On the 31st of July, 1885, the property of the Bankers’ & Merchants’ Telegraph Company was sold under the judgment of foreclosure. On the 16th of September the bank obtained an order of reference under and by virtue of the stipulation aforesaid. On the 23d of January, 1886, the bank filed a petition to set aside the injunction that had been granted on the 12th of June, 1885, and for leave to go on with its attachment suits in Rhode Island and Massachusetts. On the 18th of February, 1886, an order to show cause was obtained, requiring the Third National Bank to show cause why the said bank should not withdraw, cancel, and annul the attachments obtained by it as above mentioned; and on the 19th of March, 1886, it was ordered and adjudged, among other things, that the Third National Bank cancel and annul of record the attachments in these suits, and that, in case the petitioner should establish on the reference thereinafter ordered that it is entitled to share in the proceeds of the sale in preference to the bondholders, it should have the same priority in the distribution of such proceeds as it would have had under the laws of said states, respectively (referring to the states in which the attachments were issued), with respect to the property levied upon. And thereupon a referee was appointed to take proofs, and report to the court, with his opinion thereon, as to the liens of the said attachments, and the value of the property upon which the same were levied; and, in case the said Third National Bank should establish that it was entitled to share in such proceeds of the sale in preference to the bondholders, the referee was directed to report the interest of the bank in said proceeds by virtue of said attachments, etc. The referee, after a hearing, reported that the Third National Bank had no claim which could be considered superior to the bond, or would entitle it to rank with the receiver’s certificates. And from the order thereupon entered this appeal is taken.

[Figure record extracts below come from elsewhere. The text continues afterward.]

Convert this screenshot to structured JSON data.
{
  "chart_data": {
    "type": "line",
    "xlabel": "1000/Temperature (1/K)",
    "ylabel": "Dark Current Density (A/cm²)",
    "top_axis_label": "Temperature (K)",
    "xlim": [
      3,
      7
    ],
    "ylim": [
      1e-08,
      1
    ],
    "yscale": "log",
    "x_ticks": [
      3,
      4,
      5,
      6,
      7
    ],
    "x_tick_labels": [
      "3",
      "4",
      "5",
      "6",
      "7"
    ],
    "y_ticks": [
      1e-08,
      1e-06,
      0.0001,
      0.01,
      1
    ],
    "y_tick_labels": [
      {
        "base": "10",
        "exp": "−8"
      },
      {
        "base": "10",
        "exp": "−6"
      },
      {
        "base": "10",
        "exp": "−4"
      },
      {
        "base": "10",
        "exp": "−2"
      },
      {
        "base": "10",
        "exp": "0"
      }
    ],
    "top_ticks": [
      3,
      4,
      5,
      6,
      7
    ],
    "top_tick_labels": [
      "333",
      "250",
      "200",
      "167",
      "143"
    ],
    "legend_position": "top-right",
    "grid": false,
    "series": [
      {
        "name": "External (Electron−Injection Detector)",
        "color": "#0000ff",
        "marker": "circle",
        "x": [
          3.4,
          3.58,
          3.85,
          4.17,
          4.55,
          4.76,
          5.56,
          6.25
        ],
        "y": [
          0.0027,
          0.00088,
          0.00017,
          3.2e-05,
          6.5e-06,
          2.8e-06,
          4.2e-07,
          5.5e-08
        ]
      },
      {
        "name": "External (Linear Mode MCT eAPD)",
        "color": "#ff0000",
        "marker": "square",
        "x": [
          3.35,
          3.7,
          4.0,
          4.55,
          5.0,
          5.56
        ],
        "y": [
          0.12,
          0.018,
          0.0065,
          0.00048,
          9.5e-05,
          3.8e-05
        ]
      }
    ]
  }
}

*1098The foundation of the claim of the appellant rests upon the doctrine of subrogation; and we are called upon to extend a preference to its claims, as though it held receivers’ certificates (these' certificates having been invented for the purpose of giving a preference to unsecured claims over liens acquired by express contract, a recognition of which invention by our courts has brought such discredit upon all classes of our securities in the eyes of the commercial world) for borrowed money, for which collateral security was taken at the time, but which subsequently turned out not to be quite as valuable as was imagined, upon the ground that the money borrowed had been partially expended by the borrower for purposes for which the receivers might have asked the court to borrow money upon receivers’ certificates. We have examined the interesting brief of the learned counsel for the appellant to ascertain whether contractual rights had been, to this degree, set aside by the courts, but have been unable to find that, with all their liberality towards the payment of unsecured claims in the case of insolvent corporations, they have yet taken this step. It is apparent, upon reading the stipulation to which attention has been called, that the Third National Bank released its claims under the attachments, if any it had, and elected to base its claims upon a right of payment in preference to the bondholders, and that it was only in case (upon this reference so ordered) such right was established that such bank was to be entitled to participate in the distribution of the amount realized upon the foreclosure sale. There seems to be no other interpretation to be given to this stipulation, and, it having so elected, it cannot now be permitted to establish a claim by reason of the attachment, if any it may have had. We are of opinion, therefore, that the order appealed from should be affirmed, with costs.

PARKER, J., concurs. O’BRIEN, J., concurs in result.